Eur J Cardiothorac Surg. 2015 Jun;47(6):967-72; discussion 972-3. doi: 10.1093/ejcts/ezu350. Epub 2014 Sep 16.
Living-donor lobar lung transplantation (LDLLT) has been performed as a life-saving procedure for critically ill patients who are unlikely to survive the long wait for cadaveric lungs. The purpose of this study was to compare the preoperative condition and outcome of LDLLT patients with those of conventional cadaveric lung transplantation (CLT) patients.
A new lung transplant programme was established in 2008 at Kyoto University. Between June 2008 and January 2014, we performed 79 lung transplants, including 42 LDLLTs (10 single, 32 bilateral) and 37 CLTs (22 single, 15 bilateral). Data collected included pre- and perioperative variables and mid-term survival. All data were analysed retrospectively as of January 2014.
The majority of patients were female (57.1%) in the LDLLT group and male (64.9%) in the CLT group. The average age was similar (36.6 ± 20.7 vs 39.7 ± 12.6 years, P = 0.42) between the two groups. Preoperatively, interstitial lung disease was more common in LDLLT patients than in CLT patients (47.6 vs 24.3%, P = 0.048); prior haematopoietic stem cell transplantation was performed more often in LDLLT patients than in CLT patients (33.3 vs 13.5%, P = 0.040) and there were more steroid-dependent LDLLT patients than CLT patients (64.3 vs 29.7%, P = 0.0022). Based on preoperative criteria of lower body mass index (17.2 ± 4.0 vs 19.3 ± 3.3 kg/m(2), P = 0.013), less ambulatory ability (42.9 vs 86.5%, P = 0.0001) and more ventilator dependence (11.9 vs 2.7%, P = 0.12), LDLLT patients were more debilitated than CLT patients. LDLLT patients required longer postoperative mechanical ventilation than CLT patients (15.6 ± 16.2 vs 8.5 ± 8.1 days, P = 0.025). However, 1- and 3-year survival rates were similar between the two groups (89.7 and 86.1% vs 88.3 and 83.1%, P = 0.55). All living donors returned to their previous lifestyles without restriction.

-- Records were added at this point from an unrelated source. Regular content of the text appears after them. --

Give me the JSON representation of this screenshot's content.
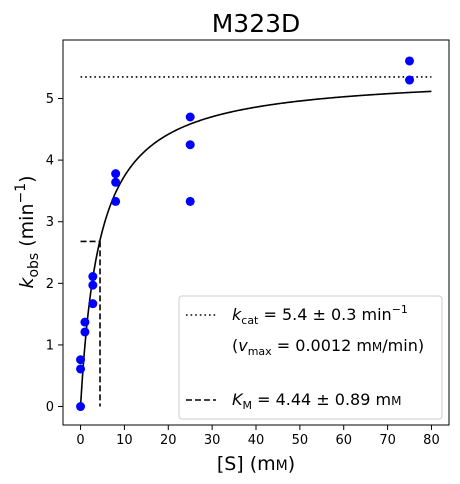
{
  "chart_data": {
    "type": "scatter",
    "title": "M323D",
    "xlabel": {
      "main": "[S] (m",
      "sc": "M",
      "close": ")"
    },
    "ylabel": {
      "k": "k",
      "sub": "obs",
      "unit": " (min",
      "sup": "−1",
      "close": ")"
    },
    "xlim": [
      -4,
      84
    ],
    "ylim": [
      -0.3,
      5.95
    ],
    "xticks": [
      0,
      10,
      20,
      30,
      40,
      50,
      60,
      70,
      80
    ],
    "yticks": [
      0,
      1,
      2,
      3,
      4,
      5
    ],
    "grid": false,
    "point_color": "#0000ff",
    "points": [
      {
        "x": 0,
        "y": 0.0
      },
      {
        "x": 0,
        "y": 0.61
      },
      {
        "x": 0,
        "y": 0.76
      },
      {
        "x": 1,
        "y": 1.21
      },
      {
        "x": 1,
        "y": 1.37
      },
      {
        "x": 2.8,
        "y": 1.67
      },
      {
        "x": 2.8,
        "y": 1.97
      },
      {
        "x": 2.8,
        "y": 2.11
      },
      {
        "x": 8,
        "y": 3.33
      },
      {
        "x": 8,
        "y": 3.64
      },
      {
        "x": 8,
        "y": 3.78
      },
      {
        "x": 25,
        "y": 3.33
      },
      {
        "x": 25,
        "y": 4.25
      },
      {
        "x": 25,
        "y": 4.7
      },
      {
        "x": 75,
        "y": 5.3
      },
      {
        "x": 75,
        "y": 5.61
      }
    ],
    "fit": {
      "kcat": 5.4,
      "KM": 4.44,
      "x_range": [
        0,
        80
      ],
      "color": "#000000"
    },
    "kcat_line": {
      "y": 5.35,
      "x_range": [
        0,
        80
      ]
    },
    "KM_line": {
      "x": 4.44,
      "y": 2.68
    },
    "legend": {
      "placement": "lower-right",
      "entries": [
        {
          "style": "dotted",
          "k": "k",
          "sub": "cat",
          "text": " = 5.4 ± 0.3 min",
          "sup": "−1"
        },
        {
          "style": "none",
          "text_a": "(",
          "v": "v",
          "sub": "max",
          "text_b": " = 0.0012 m",
          "sc": "M",
          "text_c": "/min)"
        },
        {
          "style": "dashed",
          "k": "K",
          "sub": "M",
          "text": " = 4.44 ± 0.89 m",
          "sc": "M"
        }
      ]
    }
  }
}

Although LDLLT patients were in a worse preoperative condition than CLT patients, LDLLT patients demonstrated survival rates similar to CLT patients. LDLLT is a viable option for patients too ill to survive a long waiting time for cadaveric donors.

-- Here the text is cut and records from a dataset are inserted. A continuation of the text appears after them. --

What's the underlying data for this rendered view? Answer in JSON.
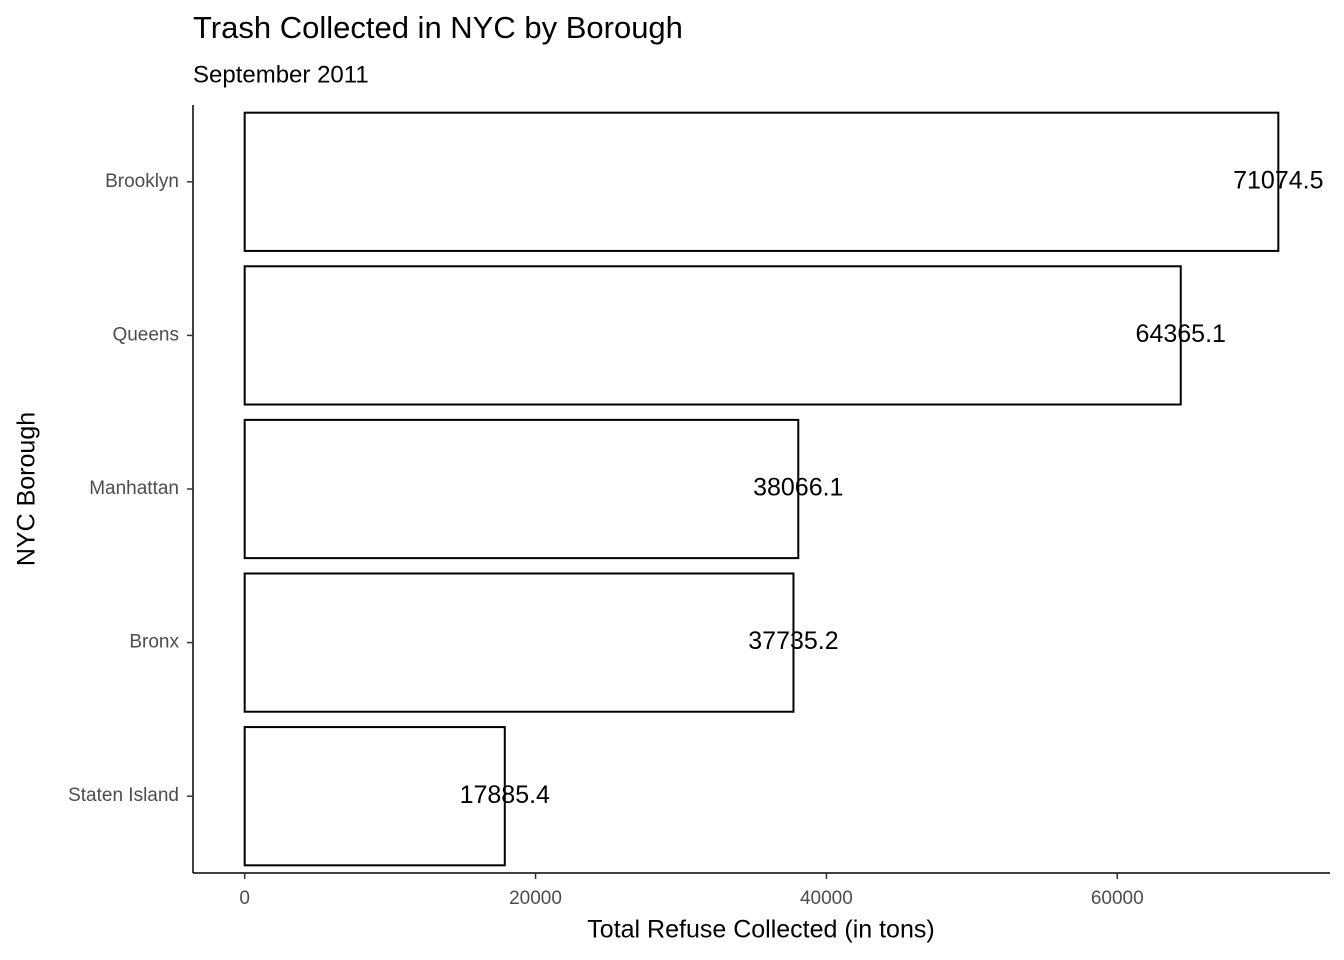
{
  "chart_data": {
    "type": "bar",
    "orientation": "horizontal",
    "title": "Trash Collected in NYC by Borough",
    "subtitle": "September 2011",
    "x_label": "Total Refuse Collected (in tons)",
    "y_label": "NYC Borough",
    "categories": [
      "Brooklyn",
      "Queens",
      "Manhattan",
      "Bronx",
      "Staten Island"
    ],
    "values": [
      71074.5,
      64365.1,
      38066.1,
      37735.2,
      17885.4
    ],
    "color": "#ffffff",
    "edge_color": "#000000",
    "xlim": [
      -3553.7,
      74628.2
    ],
    "xticks": [
      0,
      20000,
      40000,
      60000
    ],
    "grid": false
  }
}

活体供者肺叶移植(LDLLT)已被用作挽救重症患者生命的手术,这些患者不太可能在漫长的等待尸体肺的过程中存活下来。本研究的目的是比较LDLLT患者与传统尸体肺移植(CLT)患者的术前状况和结局。
2008年京都大学建立了一个新的肺移植项目。在2008年6月至2014年1月期间,我们进行了79例肺移植手术,包括42例LDLLT(10例单侧,32例双侧)和37例CLT(22例单侧,15例双侧)。收集的数据包括术前和围手术期变量以及中期生存率。截至2014年1月对所有数据进行回顾性分析。

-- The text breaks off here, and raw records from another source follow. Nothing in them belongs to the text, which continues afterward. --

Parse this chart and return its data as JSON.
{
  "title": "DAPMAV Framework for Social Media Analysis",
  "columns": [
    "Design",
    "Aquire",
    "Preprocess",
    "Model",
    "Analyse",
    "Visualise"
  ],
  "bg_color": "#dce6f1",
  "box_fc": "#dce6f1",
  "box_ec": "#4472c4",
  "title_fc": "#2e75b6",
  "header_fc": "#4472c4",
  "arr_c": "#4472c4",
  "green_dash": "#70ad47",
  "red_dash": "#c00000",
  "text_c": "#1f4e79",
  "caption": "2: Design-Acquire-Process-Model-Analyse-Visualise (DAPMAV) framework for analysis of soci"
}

LDLLT组大多数患者为女性(57.1%),CLT组大多数患者为男性(64.9%)。两组的平均年龄相似(36.6±20.7岁对39.7±12.6岁,P = 0.42)。术前,LDLLT患者间质性肺疾病比CLT患者更常见(47.6%对24.3%,P = 0.048);LDLLT患者比CLT患者更常进行过造血干细胞移植(33.3%对13.5%,P = 0.040)且LDLLT中依赖类固醇的患者比CLT患者更多(64.3%对29.7%,P = 0.0022)。根据术前较低体重指数(17.2±4.0对19.3±3.3kg/m²,P = 0.013)、活动能力较差(42.9%对8 sixty-five,P = 0.0001)和更多呼吸机依赖(11.9%对2.7%)的标准,LDLLT患者比CLT患者身体更虚弱[此处原文“86.5%”疑有误,按“86.5”翻译]。LDLLT患者术后机械通气时间比CLT患者长(15.6±16.2天对8.5±8.1天,P = 0.025)。然而,两组的1年和3年生存率相似(89.7%和86.1%对88.3%和83.1%,P = 0.55)。所有活体供者均不受限制地恢复了以前的生活方式。
尽管LDLLT患者术前状况比CLT患者差,但LDLLT患者的生存率与CLT患者相似。对于病情过重无法在漫长的尸体供者等待时间内存活的患者,LDLLT是一个可行的选择。